SketsaNusantara.id - Video yang menampilkan dugaan perpeloncoan pekerja migran Indonesia di Jepang ramai diperbincangkan. Rekaman tersebut beredar luas di media sosial dalam beberapa hari terakhir.
Dalam unggahan akun TikTok @panbobolidos, terlihat sejumlah junior baru diminta memakan natto. Makanan tersebut merupakan kedelai fermentasi khas Jepang.
Suasana dalam video tampak tegang dan penuh tekanan. Terdengar teriakan seperti “telan!” dan “habiskan!” dari arah senior.
Para junior duduk berbaris tanpa mengenakan baju. Mereka hanya memakai celana hitam dan terlihat berkepala plontos.
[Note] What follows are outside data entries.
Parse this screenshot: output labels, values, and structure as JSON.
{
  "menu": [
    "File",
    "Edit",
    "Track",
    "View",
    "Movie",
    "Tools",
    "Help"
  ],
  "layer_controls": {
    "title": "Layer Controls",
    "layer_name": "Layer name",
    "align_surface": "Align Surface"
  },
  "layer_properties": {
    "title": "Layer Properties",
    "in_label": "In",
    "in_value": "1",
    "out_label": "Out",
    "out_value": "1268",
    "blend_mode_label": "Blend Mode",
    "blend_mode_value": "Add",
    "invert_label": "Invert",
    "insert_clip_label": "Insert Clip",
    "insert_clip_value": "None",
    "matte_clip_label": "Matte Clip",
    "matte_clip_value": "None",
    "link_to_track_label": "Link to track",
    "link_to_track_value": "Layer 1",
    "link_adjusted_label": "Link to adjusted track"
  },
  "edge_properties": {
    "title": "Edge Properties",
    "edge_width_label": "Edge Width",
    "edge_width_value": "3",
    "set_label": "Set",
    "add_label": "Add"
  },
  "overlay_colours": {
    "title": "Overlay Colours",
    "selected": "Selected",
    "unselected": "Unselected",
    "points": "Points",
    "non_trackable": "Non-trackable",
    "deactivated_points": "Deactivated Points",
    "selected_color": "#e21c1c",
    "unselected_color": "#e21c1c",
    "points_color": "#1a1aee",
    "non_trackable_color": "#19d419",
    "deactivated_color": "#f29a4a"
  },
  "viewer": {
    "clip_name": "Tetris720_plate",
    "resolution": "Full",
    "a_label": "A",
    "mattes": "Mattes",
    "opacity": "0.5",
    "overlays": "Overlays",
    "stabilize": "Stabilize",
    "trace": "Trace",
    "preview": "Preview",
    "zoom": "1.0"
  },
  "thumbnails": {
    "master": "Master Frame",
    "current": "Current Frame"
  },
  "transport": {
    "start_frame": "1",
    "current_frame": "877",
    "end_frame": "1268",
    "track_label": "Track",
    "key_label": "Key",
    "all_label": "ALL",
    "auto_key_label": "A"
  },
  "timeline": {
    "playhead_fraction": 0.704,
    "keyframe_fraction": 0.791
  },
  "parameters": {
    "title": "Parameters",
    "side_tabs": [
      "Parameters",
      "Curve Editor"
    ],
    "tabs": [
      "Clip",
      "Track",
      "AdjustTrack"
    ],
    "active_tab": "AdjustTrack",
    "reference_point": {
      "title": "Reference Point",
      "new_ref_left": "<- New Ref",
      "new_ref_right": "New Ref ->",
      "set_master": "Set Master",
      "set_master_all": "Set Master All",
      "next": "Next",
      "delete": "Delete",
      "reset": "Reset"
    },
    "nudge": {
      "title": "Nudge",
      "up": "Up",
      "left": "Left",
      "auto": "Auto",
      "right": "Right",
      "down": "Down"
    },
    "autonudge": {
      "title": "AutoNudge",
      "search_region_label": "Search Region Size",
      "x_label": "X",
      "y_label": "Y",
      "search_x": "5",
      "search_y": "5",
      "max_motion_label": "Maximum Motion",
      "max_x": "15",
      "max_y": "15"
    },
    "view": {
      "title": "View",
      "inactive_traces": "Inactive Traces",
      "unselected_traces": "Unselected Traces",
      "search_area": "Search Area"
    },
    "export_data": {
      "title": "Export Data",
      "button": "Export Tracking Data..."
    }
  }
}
Beberapa senior berdiri mengelilingi mereka dari jarak dekat. Situasi tersebut memicu reaksi keras dari warganet.
Postingan itu kemudian dihapus oleh pemilik akun. Penghapusan dilakukan setelah video mendapat sorotan luas di media sosial.
Sebagian warganet menilai tindakan tersebut mengarah pada praktik perpeloncoan. Perpeloncoan identik dengan tekanan fisik maupun verbal.
Istilah itu kerap dikaitkan dengan budaya senioritas. Praktik serupa kini dilarang di banyak institusi pendidikan dan kerja.
Secara terpisah, seorang pria yang mengaku sebagai pengunggah video memberikan klarifikasi. Ia menyampaikan pernyataan melalui akun TikTok yang sama pada Selasa, 3 Maret 2026.
"Saya atas nama akun yang sudah mengupload video yang lagi viral," ungkap pria tersebut.
Ia menjelaskan bahwa tidak ada niat untuk membully atau menyakiti para junior. Menurutnya, kegiatan itu bertujuan mengenalkan makanan di lingkungan kerja kapal Jepang.
"Hari ini saya akan mengklarifikasi tentang video anak-anak yang lagi viral makan natto. Saya dan senpai (senior) yang lain tidak bermaksud untuk membully atau menyakiti," tambahnya.